Context switching between threads is expensive, and minimizing it allows the time to be better spent making forward progress serving requests. Optimize your database calls to reduce the number of threads you need to keep the CPU busy.
Usually your database connection pool should exactly equal the number of threads in your Rails process (both are controlled by RAILS_MAX_THREADS
). This is the default. You will obviously need to stay below the maximum connection limit your database allows. You may be able to raise the limit, but if your database is the bottleneck to your application performance (e.g., its either constrained by CPU, IO, or memory) then this will not help, and will very likely make things worse. If your database is not the bottleneck and the connection limit has not been reached, you can add more Rails processes / threads to continue scaling up traffic.
If you're only running one process because you don't have multiple cores available, make sure you boot puma in "single" mode so it doesn't spawn two separate processes which will waste memory for no benefit.
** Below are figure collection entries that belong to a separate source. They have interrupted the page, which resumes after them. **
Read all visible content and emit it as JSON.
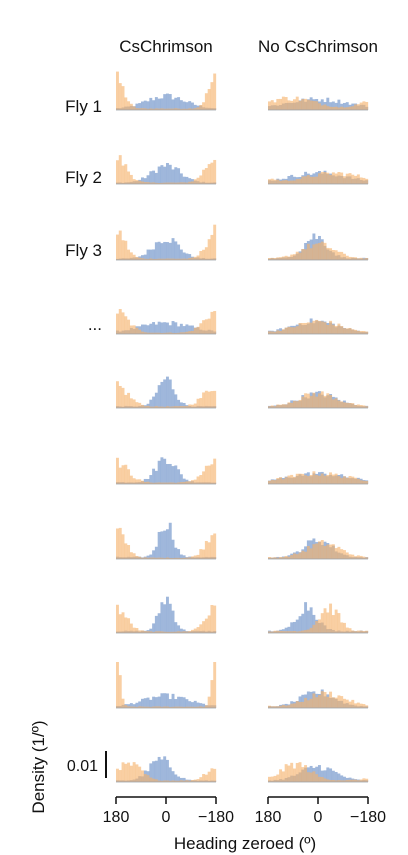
{
  "chart_data": {
    "type": "histogram",
    "columns": [
      {
        "name": "CsChrimson",
        "panels": 10
      },
      {
        "name": "No CsChrimson",
        "panels": 10
      }
    ],
    "row_labels": [
      "Fly 1",
      "Fly 2",
      "Fly 3",
      "...",
      "",
      "",
      "",
      "",
      "",
      ""
    ],
    "series": [
      {
        "name": "",
        "color": "#7f9fcf"
      },
      {
        "name": "",
        "color": "#f5b26b"
      }
    ],
    "x_axis": {
      "label": "Heading zeroed (º)",
      "ticks": [
        "180",
        "0",
        "−180"
      ],
      "range": [
        180,
        -180
      ]
    },
    "y_axis": {
      "label": "Density (1/º)",
      "scale_bar_value": "0.01",
      "scale_bar_units": 0.01
    },
    "bins": 36,
    "fly_heading_profiles": [
      {
        "column": "CsChrimson",
        "blue": [
          [
            0,
            70,
            0.8
          ]
        ],
        "orange": [
          [
            -170,
            25,
            0.9
          ],
          [
            170,
            25,
            0.9
          ]
        ]
      },
      {
        "column": "CsChrimson",
        "blue": [
          [
            0,
            50,
            1.0
          ]
        ],
        "orange": [
          [
            -170,
            35,
            0.8
          ],
          [
            170,
            35,
            0.8
          ]
        ]
      },
      {
        "column": "CsChrimson",
        "blue": [
          [
            0,
            45,
            1.2
          ]
        ],
        "orange": [
          [
            -170,
            30,
            0.9
          ],
          [
            170,
            30,
            0.9
          ]
        ]
      },
      {
        "column": "CsChrimson",
        "blue": [
          [
            0,
            90,
            0.6
          ]
        ],
        "orange": [
          [
            -170,
            40,
            0.7
          ],
          [
            170,
            40,
            0.7
          ]
        ]
      },
      {
        "column": "CsChrimson",
        "blue": [
          [
            0,
            30,
            1.3
          ]
        ],
        "orange": [
          [
            -165,
            40,
            0.6
          ],
          [
            165,
            40,
            0.6
          ]
        ]
      },
      {
        "column": "CsChrimson",
        "blue": [
          [
            0,
            35,
            1.1
          ]
        ],
        "orange": [
          [
            -170,
            40,
            0.6
          ],
          [
            170,
            40,
            0.6
          ]
        ]
      },
      {
        "column": "CsChrimson",
        "blue": [
          [
            0,
            25,
            1.5
          ]
        ],
        "orange": [
          [
            -165,
            30,
            1.0
          ],
          [
            165,
            30,
            1.0
          ]
        ]
      },
      {
        "column": "CsChrimson",
        "blue": [
          [
            0,
            25,
            1.4
          ]
        ],
        "orange": [
          [
            -170,
            35,
            0.7
          ],
          [
            170,
            35,
            0.7
          ]
        ]
      },
      {
        "column": "CsChrimson",
        "blue": [
          [
            0,
            80,
            0.7
          ]
        ],
        "orange": [
          [
            -180,
            12,
            2.2
          ],
          [
            180,
            12,
            2.2
          ]
        ]
      },
      {
        "column": "CsChrimson",
        "blue": [
          [
            20,
            40,
            1.2
          ]
        ],
        "orange": [
          [
            -170,
            30,
            0.6
          ],
          [
            120,
            35,
            0.8
          ]
        ]
      },
      {
        "column": "No CsChrimson",
        "blue": [
          [
            0,
            110,
            0.6
          ]
        ],
        "orange": [
          [
            100,
            90,
            0.6
          ]
        ]
      },
      {
        "column": "No CsChrimson",
        "blue": [
          [
            0,
            100,
            0.6
          ]
        ],
        "orange": [
          [
            -60,
            100,
            0.6
          ]
        ]
      },
      {
        "column": "No CsChrimson",
        "blue": [
          [
            10,
            40,
            1.0
          ]
        ],
        "orange": [
          [
            0,
            60,
            0.8
          ]
        ]
      },
      {
        "column": "No CsChrimson",
        "blue": [
          [
            10,
            80,
            0.7
          ]
        ],
        "orange": [
          [
            0,
            80,
            0.7
          ]
        ]
      },
      {
        "column": "No CsChrimson",
        "blue": [
          [
            0,
            70,
            0.8
          ]
        ],
        "orange": [
          [
            0,
            70,
            0.8
          ]
        ]
      },
      {
        "column": "No CsChrimson",
        "blue": [
          [
            0,
            110,
            0.6
          ]
        ],
        "orange": [
          [
            0,
            110,
            0.6
          ]
        ]
      },
      {
        "column": "No CsChrimson",
        "blue": [
          [
            0,
            50,
            0.9
          ]
        ],
        "orange": [
          [
            -20,
            60,
            0.8
          ]
        ]
      },
      {
        "column": "No CsChrimson",
        "blue": [
          [
            40,
            35,
            1.0
          ]
        ],
        "orange": [
          [
            -40,
            35,
            1.0
          ]
        ]
      },
      {
        "column": "No CsChrimson",
        "blue": [
          [
            0,
            60,
            0.8
          ]
        ],
        "orange": [
          [
            -30,
            70,
            0.8
          ]
        ]
      },
      {
        "column": "No CsChrimson",
        "blue": [
          [
            0,
            60,
            0.8
          ]
        ],
        "orange": [
          [
            80,
            50,
            0.7
          ]
        ]
      }
    ]
  }
}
Try tuning glibc's memory allocator behavior to trade off between memory and latency with MALLOC_ARENA_MAX
. Increase the number of memory pools to reduce lock contention from threads, or reduce the number of pools to minimize memory fragmentation and waste. Most configurations benefit from MALLOC_ARENA_MAX=2
as it represents a good tradeoff between space wasted and contention -- 1 causes lots of bottlenecking without saving much memory, and more than 2 often wastes memory without significantly improving lock waits.
Also, consider using jemalloc as the allocator, which often significantly reduces memory use with an algorithm that minimizes fragmentation. With the LD_PRELOAD flag you can use jemalloc without recompiling ruby. Here is an example Heroku buildpack that installs jemalloc into the compiled slug.
If you're running multiple puma processes in a cluster, make sure you preload the app before forking. This loads all framework and application code first before creating new processes, taking advantage of copy-on-write semantics to share the Rails and application code in the same physical memory among multiple processes.
Because of this copy-on-write semantic, in general, it is best to fork as many puma processes as possible on the smallest number of machines/containers:
# of processes | app code in RAM / # processes | Memory saved (vs 1 proc / container) |
---|---|---|
1 process | 1 | no reduction |
2 processes | 1/2 | 50% reduction |
3 processes | 1/3 | 66% reduction |
4 processes | 1/4 | 75% reduction |
For example, it is usually a win to run a single container with a cluster of 8 puma processes, as opposed to 2 containers each with a cluster of 4 puma processes. This will be constrained by your high-availability needs though.